Quem já pensou em ser técnico de um clube de futebol com certeza já jogou um “manager”. Trata-se de jogos eletrônicos em que o jogador entra na pele de um treinador, comandando o time desde os esquemas táticos das partidas até as contratações para a equipe. Não se comanda ativamente as ações dos jogadores em campo: apenas organiza-se tudo e depois é só observar a partida.

A febre começou no ano de 1998, com o lançamento do Elifoot 98. O jogo, para plataforma Windows, era simples e tinha comandos básicos: apenas compra e venda de jogadores, poucas opções táticas e somente as principais equipes dos países mais tradicionais do futebol. Nas partidas, o técnico virtual não assistia ao jogo, apenas esperava o resultado.

Elifoot 98: simplicidade que marcou gerações

Elifoot 98: simplicidade que marcou gerações

Com o passar do tempo os managers ficaram mais elaborados. Um exemplo era o Championship Manager, da Sports Interactive: com um grande banco de dados, o jogo trazia times atualizados de todos os cantos do mundo, além de opções táticas avançadas para organização da equipe e gráficos mais elaborados. O maior diferencial era a possibilidade do técnico virtual ler a narração do jogo do seu time, o que não acontecia nos antecessores do game. A partir do Championship Manager 4, já se podia assistir ao jogo dos comandados virtuais: a visão em 2d superior permitia ver os jogadores se movimentando em campo.

Championship Manager: esquemas táticos avançados

Championship Manager: esquemas táticos avançados

Atualmente a série de maior sucesso do gênero é o Football Manager, da Sega. Até a versão 2008 o game possuía as mesmas características dos já citados aqui. A inovação veio na versão 2009 com a possibilidade de assistir à partida em 3d. Somando-se a isso o banco de dados gigante com times de praticamente todas as divisões dos campeonatos pelo mundo afora, temos uma legião de aficionados no game.

O estudante de jornalismo José Roberto Castro, conta que passa grande parte do tempo livre como técnico virtual no “FM”, como é conhecido o Football Manager: “O próprio jogo calcula quanto tempo você já jogou. Na página de abertura do game, junto com a informação das horas já jogadas tem o ‘grau de vício’: dependendo desse tempo calculado seu grau de vício pode ser ‘falta ritmo de jogo’, se não joga com muita freqüência ou até o ‘é só mais um jogo, prometo’, em caso contrário. No fim das minhas últimas férias percebi que fiquei literalmente dias em frente ao computador jogando, pela soma do meu tempo no game.” afirma o estudante.

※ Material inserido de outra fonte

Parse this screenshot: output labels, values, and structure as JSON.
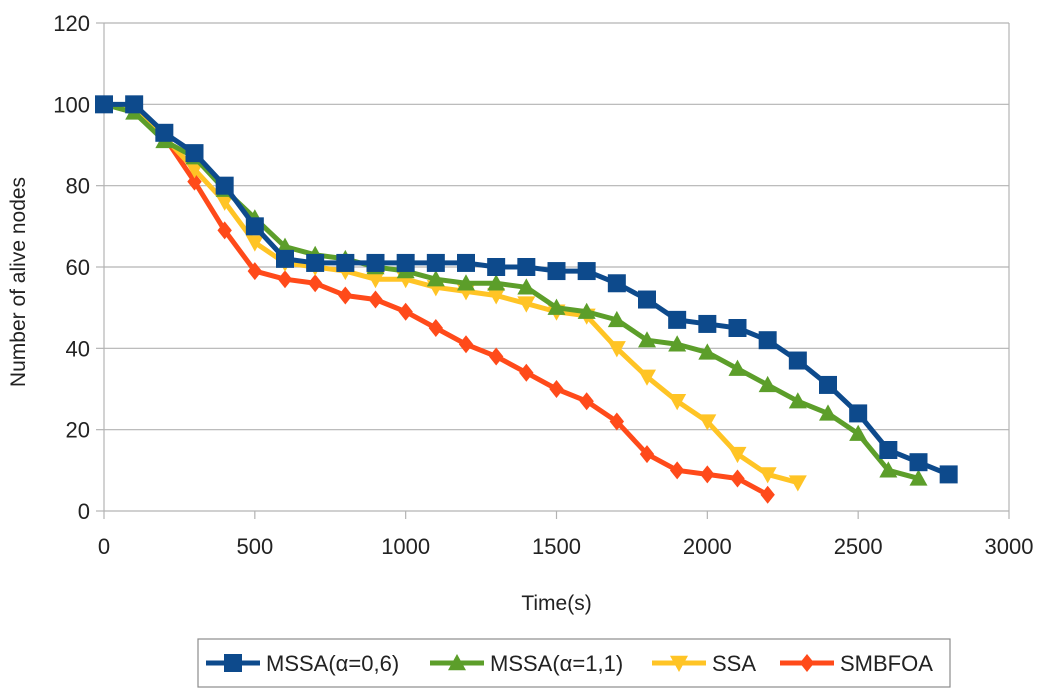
{
  "chart_data": {
    "type": "line",
    "title": "",
    "xlabel": "Time(s)",
    "ylabel": "Number of alive nodes",
    "xlim": [
      0,
      3000
    ],
    "ylim": [
      0,
      120
    ],
    "x_ticks": [
      "0",
      "500",
      "1000",
      "1500",
      "2000",
      "2500",
      "3000"
    ],
    "y_ticks": [
      "0",
      "20",
      "40",
      "60",
      "80",
      "100",
      "120"
    ],
    "grid": "horizontal",
    "legend_position": "bottom",
    "series": [
      {
        "name": "MSSA(α=0,6)",
        "color": "#0d4a8c",
        "marker": "square",
        "x": [
          0,
          100,
          200,
          300,
          400,
          500,
          600,
          700,
          800,
          900,
          1000,
          1100,
          1200,
          1300,
          1400,
          1500,
          1600,
          1700,
          1800,
          1900,
          2000,
          2100,
          2200,
          2300,
          2400,
          2500,
          2600,
          2700,
          2800
        ],
        "y": [
          100,
          100,
          93,
          88,
          80,
          70,
          62,
          61,
          61,
          61,
          61,
          61,
          61,
          60,
          60,
          59,
          59,
          56,
          52,
          47,
          46,
          45,
          42,
          37,
          31,
          24,
          15,
          12,
          9
        ]
      },
      {
        "name": "MSSA(α=1,1)",
        "color": "#5c9e2a",
        "marker": "triangle-up",
        "x": [
          0,
          100,
          200,
          300,
          400,
          500,
          600,
          700,
          800,
          900,
          1000,
          1100,
          1200,
          1300,
          1400,
          1500,
          1600,
          1700,
          1800,
          1900,
          2000,
          2100,
          2200,
          2300,
          2400,
          2500,
          2600,
          2700
        ],
        "y": [
          100,
          98,
          91,
          87,
          79,
          72,
          65,
          63,
          62,
          60,
          59,
          57,
          56,
          56,
          55,
          50,
          49,
          47,
          42,
          41,
          39,
          35,
          31,
          27,
          24,
          19,
          10,
          8
        ]
      },
      {
        "name": "SSA",
        "color": "#ffc425",
        "marker": "triangle-down",
        "x": [
          0,
          100,
          200,
          300,
          400,
          500,
          600,
          700,
          800,
          900,
          1000,
          1100,
          1200,
          1300,
          1400,
          1500,
          1600,
          1700,
          1800,
          1900,
          2000,
          2100,
          2200,
          2300
        ],
        "y": [
          100,
          99,
          92,
          84,
          76,
          66,
          61,
          60,
          59,
          57,
          57,
          55,
          54,
          53,
          51,
          49,
          48,
          40,
          33,
          27,
          22,
          14,
          9,
          7
        ]
      },
      {
        "name": "SMBFOA",
        "color": "#ff4a1a",
        "marker": "diamond",
        "x": [
          0,
          100,
          200,
          300,
          400,
          500,
          600,
          700,
          800,
          900,
          1000,
          1100,
          1200,
          1300,
          1400,
          1500,
          1600,
          1700,
          1800,
          1900,
          2000,
          2100,
          2200
        ],
        "y": [
          100,
          99,
          92,
          81,
          69,
          59,
          57,
          56,
          53,
          52,
          49,
          45,
          41,
          38,
          34,
          30,
          27,
          22,
          14,
          10,
          9,
          8,
          4
        ]
      }
    ]
  }
}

Para quem fica tanto tempo assim colado na cadeira do PC, os psicólogos dão o recado: games eletrônicos podem viciar tanto quanto as drogas. “Quando a pessoa joga, ela tem uma sensação prazerosa, ocorrendo a liberação de endorfina pelo cérebro. A partir daí busca-se o ‘reforço’, porque o jogador quer sentir de novo aquele prazer dado pelo jogo, até o ponto em que isso torna-se um vício.” explica a psicóloga Emília da Matta.

Footbal Manager: opções minuciosas e jogadores em 3d

Footbal Manager: opções minuciosas e jogadores em 3d

Vício a parte, há gamers com histórias curiosas, como o estudante de ciências sociais Rafael Grohmann. Ele chegou a conhecer pessoalmente um futebolista que havia contratado para o seu time virtual. “Eu o tinha no meu time do FM, e pude conhecê-lo quando ele foi contratado na vida real pelo Guaratinguetá, time da minha cidade natal. No meu jogo o tempo havia passado muito, e esse jogador virou uma estrela de fama mundial. Conversando com ele contei isso e ele adorou saber que ‘no futuro’ jogaria pelo Real Madri.”

E pra quem não entende como um game de futebol onde não se controla a bola nos pés faz tanto sucesso, a dica é simples: arme seu time e comece a jogar.